Each Breakout EDU kit comes with two hint cards. The hit cards are a critical element to facilitating a Breakout EDU game. We asked our community how they use the hint cards. If you put your own kit together, make sure you have some hit cards. A link to a PDF can be found at the bottom of the post.
My experience with the hint cards is that teenagers are loathe to use them, and the negotiation that comes from their presence in the game is a great study in compromise and flexibility
While the games are obviously rich with problem solving experiences, I appreciate the inclusion of the hint cards for the life-skills they encourage. Knowing when to ask for help is difficult to teach (not too soon, not too late, just the right time). Living that Goldilocks Moment in conjunction with a well-crafted game adds to the depth Breakout EDU offers.
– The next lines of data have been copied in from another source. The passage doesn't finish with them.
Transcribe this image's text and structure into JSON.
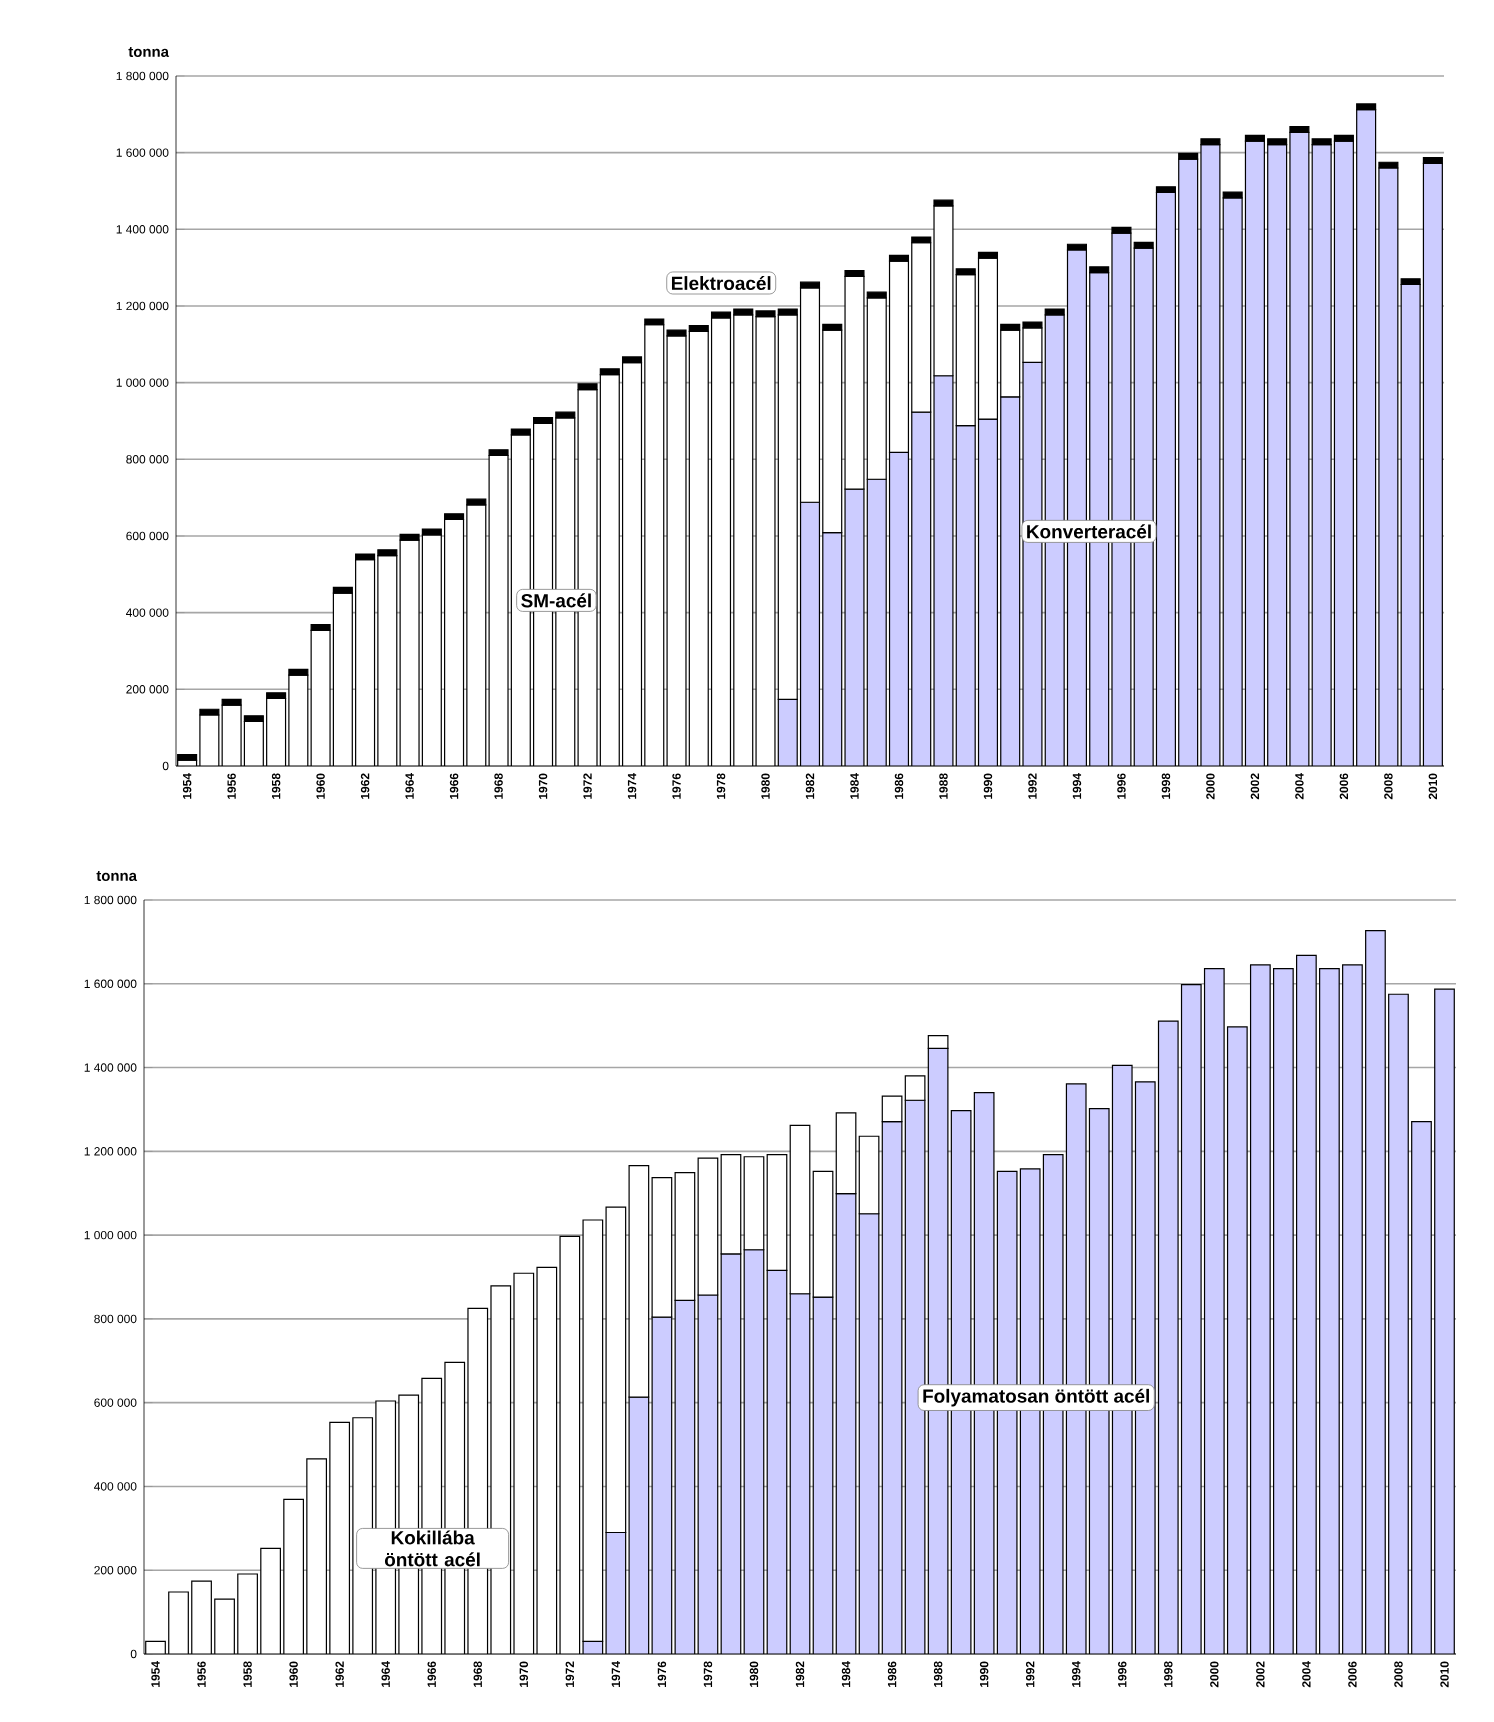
{
  "chart_data": [
    {
      "type": "bar",
      "stacked": true,
      "ylabel": "tonna",
      "grid": "y",
      "categories": [
        "1954",
        null,
        "1956",
        null,
        "1958",
        null,
        "1960",
        null,
        "1962",
        null,
        "1964",
        null,
        "1966",
        null,
        "1968",
        null,
        "1970",
        null,
        "1972",
        null,
        "1974",
        null,
        "1976",
        null,
        "1978",
        null,
        "1980",
        null,
        "1982",
        null,
        "1984",
        null,
        "1986",
        null,
        "1988",
        null,
        "1990",
        null,
        "1992",
        null,
        "1994",
        null,
        "1996",
        null,
        "1998",
        null,
        "2000",
        null,
        "2002",
        null,
        "2004",
        null,
        "2006",
        null,
        "2008",
        null,
        "2010"
      ],
      "ylim": [
        0,
        1800000
      ],
      "yticks": [
        {
          "value": 0,
          "label": "0"
        },
        {
          "value": 200000,
          "label": "200 000"
        },
        {
          "value": 400000,
          "label": "400 000"
        },
        {
          "value": 600000,
          "label": "600 000"
        },
        {
          "value": 800000,
          "label": "800 000"
        },
        {
          "value": 1000000,
          "label": "1 000 000"
        },
        {
          "value": 1200000,
          "label": "1 200 000"
        },
        {
          "value": 1400000,
          "label": "1 400 000"
        },
        {
          "value": 1600000,
          "label": "1 600 000"
        },
        {
          "value": 1800000,
          "label": "1 800 000"
        }
      ],
      "series": [
        {
          "name": "Konverteracél",
          "color": "#ccccff",
          "values": [
            0,
            0,
            0,
            0,
            0,
            0,
            0,
            0,
            0,
            0,
            0,
            0,
            0,
            0,
            0,
            0,
            0,
            0,
            0,
            0,
            0,
            0,
            0,
            0,
            0,
            0,
            0,
            174000,
            688000,
            609000,
            722000,
            748000,
            818000,
            923000,
            1018000,
            888000,
            905000,
            963000,
            1053000,
            1177000,
            1346000,
            1287000,
            1390000,
            1351000,
            1496000,
            1583000,
            1621000,
            1482000,
            1630000,
            1621000,
            1653000,
            1621000,
            1630000,
            1712000,
            1560000,
            1256000,
            1572000
          ]
        },
        {
          "name": "SM-acél",
          "color": "#ffffff",
          "values": [
            15000,
            133000,
            159000,
            116000,
            176000,
            237000,
            354000,
            451000,
            538000,
            549000,
            589000,
            603000,
            643000,
            681000,
            810000,
            864000,
            894000,
            908000,
            982000,
            1021000,
            1052000,
            1151000,
            1122000,
            1134000,
            1169000,
            1177000,
            1172000,
            1003000,
            559000,
            528000,
            555000,
            473000,
            499000,
            442000,
            443000,
            394000,
            420000,
            174000,
            90000,
            0,
            0,
            0,
            0,
            0,
            0,
            0,
            0,
            0,
            0,
            0,
            0,
            0,
            0,
            0,
            0,
            0,
            0
          ]
        },
        {
          "name": "Elektroacél",
          "color": "#000000",
          "values": [
            15000,
            15000,
            15000,
            15000,
            15000,
            15000,
            15000,
            15000,
            15000,
            15000,
            15000,
            15000,
            15000,
            15000,
            15000,
            15000,
            15000,
            15000,
            15000,
            15000,
            15000,
            15000,
            15000,
            15000,
            15000,
            15000,
            15000,
            15000,
            15000,
            15000,
            15000,
            15000,
            15000,
            15000,
            15000,
            15000,
            15000,
            15000,
            15000,
            15000,
            15000,
            15000,
            15000,
            15000,
            15000,
            15000,
            15000,
            15000,
            15000,
            15000,
            15000,
            15000,
            15000,
            15000,
            15000,
            15000,
            15000
          ]
        }
      ]
    },
    {
      "type": "bar",
      "stacked": true,
      "ylabel": "tonna",
      "grid": "y",
      "categories": [
        "1954",
        null,
        "1956",
        null,
        "1958",
        null,
        "1960",
        null,
        "1962",
        null,
        "1964",
        null,
        "1966",
        null,
        "1968",
        null,
        "1970",
        null,
        "1972",
        null,
        "1974",
        null,
        "1976",
        null,
        "1978",
        null,
        "1980",
        null,
        "1982",
        null,
        "1984",
        null,
        "1986",
        null,
        "1988",
        null,
        "1990",
        null,
        "1992",
        null,
        "1994",
        null,
        "1996",
        null,
        "1998",
        null,
        "2000",
        null,
        "2002",
        null,
        "2004",
        null,
        "2006",
        null,
        "2008",
        null,
        "2010"
      ],
      "ylim": [
        0,
        1800000
      ],
      "yticks": [
        {
          "value": 0,
          "label": "0"
        },
        {
          "value": 200000,
          "label": "200 000"
        },
        {
          "value": 400000,
          "label": "400 000"
        },
        {
          "value": 600000,
          "label": "600 000"
        },
        {
          "value": 800000,
          "label": "800 000"
        },
        {
          "value": 1000000,
          "label": "1 000 000"
        },
        {
          "value": 1200000,
          "label": "1 200 000"
        },
        {
          "value": 1400000,
          "label": "1 400 000"
        },
        {
          "value": 1600000,
          "label": "1 600 000"
        },
        {
          "value": 1800000,
          "label": "1 800 000"
        }
      ],
      "series": [
        {
          "name": "Folyamatosan öntött acél",
          "color": "#ccccff",
          "values": [
            0,
            0,
            0,
            0,
            0,
            0,
            0,
            0,
            0,
            0,
            0,
            0,
            0,
            0,
            0,
            0,
            0,
            0,
            0,
            30000,
            290000,
            613000,
            804000,
            844000,
            857000,
            955000,
            965000,
            916000,
            860000,
            852000,
            1099000,
            1051000,
            1271000,
            1322000,
            1446000,
            1297000,
            1340000,
            1152000,
            1158000,
            1192000,
            1361000,
            1302000,
            1405000,
            1366000,
            1511000,
            1598000,
            1636000,
            1497000,
            1645000,
            1636000,
            1668000,
            1636000,
            1645000,
            1727000,
            1575000,
            1271000,
            1587000
          ]
        },
        {
          "name": "Kokillába öntött acél",
          "color": "#ffffff",
          "values": [
            30000,
            148000,
            174000,
            131000,
            191000,
            252000,
            369000,
            466000,
            553000,
            564000,
            604000,
            618000,
            658000,
            696000,
            825000,
            879000,
            909000,
            923000,
            997000,
            1006000,
            777000,
            553000,
            333000,
            305000,
            327000,
            237000,
            222000,
            276000,
            402000,
            300000,
            193000,
            185000,
            61000,
            58000,
            30000,
            0,
            0,
            0,
            0,
            0,
            0,
            0,
            0,
            0,
            0,
            0,
            0,
            0,
            0,
            0,
            0,
            0,
            0,
            0,
            0,
            0,
            0
          ]
        }
      ]
    }
  ]
}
I feel use of the hints is an integral aspect of the game for two reasons. First, the judicious use of the hints is a large part of the strategy. If you use one too early, you might pass a challenge that could have been solved. Also, by concisely recapping where the group is in the game is a terrific skill for students to learn.
Finally, there have been some games that provide a slow trickle of hints as the group gets stuck and I believe the problem with that is that every set of players has a different game. It would be like if a referee was willing to allow some rules to be broken for one set of players, but not another. By providing each game with two hints, all players begin with the same set of challenges and benefits.
As educators, we often intervene too quickly when a student in struggling. In a Breakout game, the hint cards allow the players to work up until their frustration point, but know that they can ask for help if they need it. Setting the limit to two forces the players to use them strategically. Also, making them aware that it’s possible to win the game without hint cards is always a fun challenge.